It seems reasonable to me to conjecture that the weak derivative is a special case of Radon-Nikodym derivative between measures. Recall that (missing some technical details):
- Weak derivative: given a function $f:I=(a,b) \rightarrow \mathbb{R}$, $f'$ is called its weak derivative if for every $\varphi \in C^\infty_c(I)$ it holds that $ \int_I f'\varphi dx = – \int_I f \varphi' dx $
- Radon-Nikodym derivative: given two measures $\mu, \nu$ (on the same $\sigma-$algebra), if $\nu \ll \mu$ ($\nu$ absoultely continuous w.r.t $\mu$), then there exists a unique $f \in L^1(\mu)$ such that $ \nu(E) = \int_E f d\mu $. Such $f$ is called the Radon-Nikodym derivative of $\nu$ w.r.t $\mu$: $f = \frac{d\nu}{d\mu}$.
- Lebesgue-Stieltjes measure: given a right-continuous, monotone-increasing function $f$, we can define a measure (called the Lebesgue-Stieltjes measure of $f$) $LS_f((a,b]) = f(b) – f(a)$ (and then we have to extend it to all measurable sets as a Radon measure).
My question is: does something like the following hold true?
given $f \in W^{1,1}(I)$ ($f$ Lebesgue integrable, with weak derivative Lebesgue integrable), its weak derivative $f'$ coincides with the Radon-Nikodym derivative of the Lebesgue-Stieltjes measure of $f$ w.r.t. the Lebesgue measure:
$$f' = \frac{d (LS_f)_{ac}}{dx}$$
where $\nu_{ac}$ indicates the absolutely continuous part of $\nu$ w.r.t. the Lebesgue measure.
This seems to me to be true from the Fundamental Theorem of Calculus for $W^{1,1}$, but I have never seen it stated like that.
I would say it looks interesting as a formulation because it would regard the FTC in a more geeral setting.
Best Answer
There is indeed a connection there, but your require a bit more regularity.
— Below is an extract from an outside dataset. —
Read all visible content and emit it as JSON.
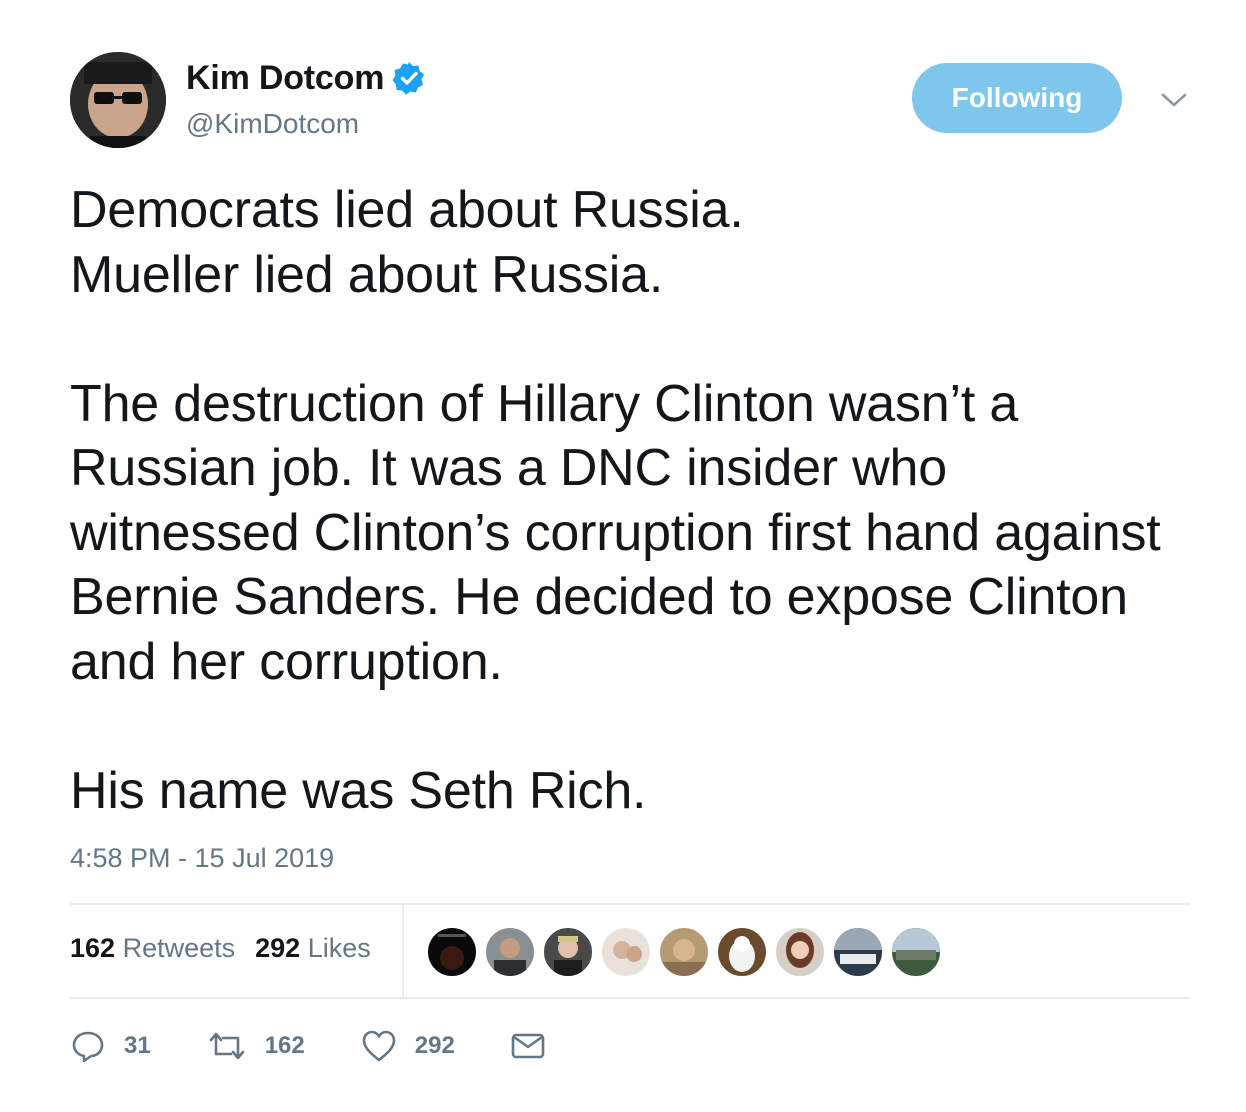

You actually need $f\in W^{1,\infty}_{loc}(\mathbb{R})$, i.e. $f$ has to be locally Lipschitz. Then by Rademachers Theorem (see e.g. https://en.wikipedia.org/wiki/Rademacher%27s_theorem) $f$ has a classical derivative almost everwhere. This and monotonicity of $f$ is enough to show, that $LS_f$ is a Radon measure and absolutely continuous w.r.t. Lebesgue measure $\mathcal{L}^1$. Since we are working in $\mathbb{R}$ we can apply the differentiation theorem for Radon measures, see e.g. Leon Simons book about geometric measure theory. It states, that the Radon-Nikodym derivative can be calculated as follows: $$\frac{ d(LS_f)}{d\mathcal{L}^1}(x) = \lim_{r\rightarrow 0} \frac{LS_f(B_r(x))}{\mathcal{L}^1(B_r(x))} = \lim_{r\rightarrow 0}\frac{f(x+r)-f(x-r)}{2r} = f'(x)\ \mathcal{L}^1\mbox{-a.e.}$$ The last equality is by Rademachers Theorem.
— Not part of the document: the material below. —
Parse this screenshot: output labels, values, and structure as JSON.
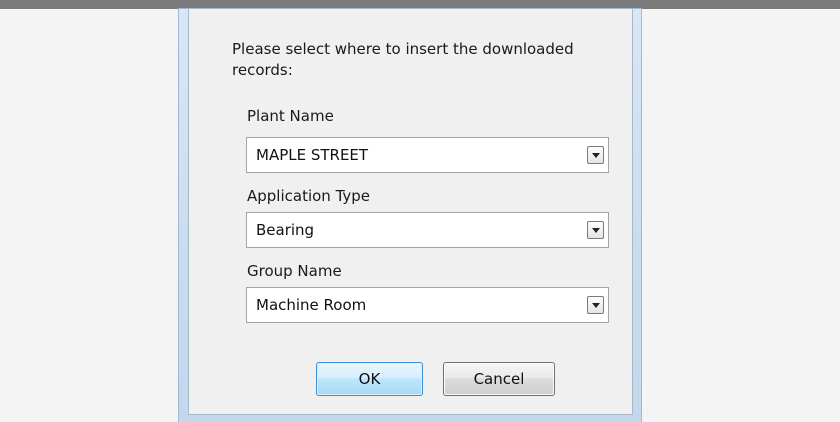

EDIT: I did some research and I do not think the added regularity is really needed. For this you have to show, that $f\in W^{1,1}$ is enough for $f$ to be absolutely continuous, see e.g. https://www.math.ucdavis.edu/~hunter/m218a_09/ch3A.pdf Theorem 3.57
This is indeed true, because $f'\in L^1$ and we therefore have $$\forall \varepsilon > 0\ \exists \delta>0:\ \mbox{for all measurable }A\subseteq\mathbb{R}\mbox{ with }\mathcal{L}^1(A)<\delta$$ we have $\int_A|f'|\, dx < \varepsilon$. This is true by e.g. Vitalis convergence theorem. So let us check absolute continuity for $f$: We have to check the following: For all $\varepsilon>0$ exists a $\delta>0$ such that for all $-\infty < a_1 < b_1 < a_2 < \ldots< a_n< b_n< \infty$ with $$\sum_{k=1}^n b_k-a_k < \delta,\mbox{ we have }\sum_{k=1}^nf(b_k) -f(a_k) < \varepsilon.$$ Hence we choose $\delta$ as above for the integral estimate. Then $$\mathcal{L}^1(\bigcup_{k=1}^n [a_k,b_k]) = \sum_{k=1}^n b_k-a_k < \delta$$ and therefore $$\sum_{k=1}^n f(b_k)-f(a_k) = \sum_{k=1}^n\int_{a_k}^{b_k}f'(x)\, dx \leq \int_{\bigcup_{k=1}^n[a_k,b_k]}|f'(x)|\, dx < \varepsilon.$$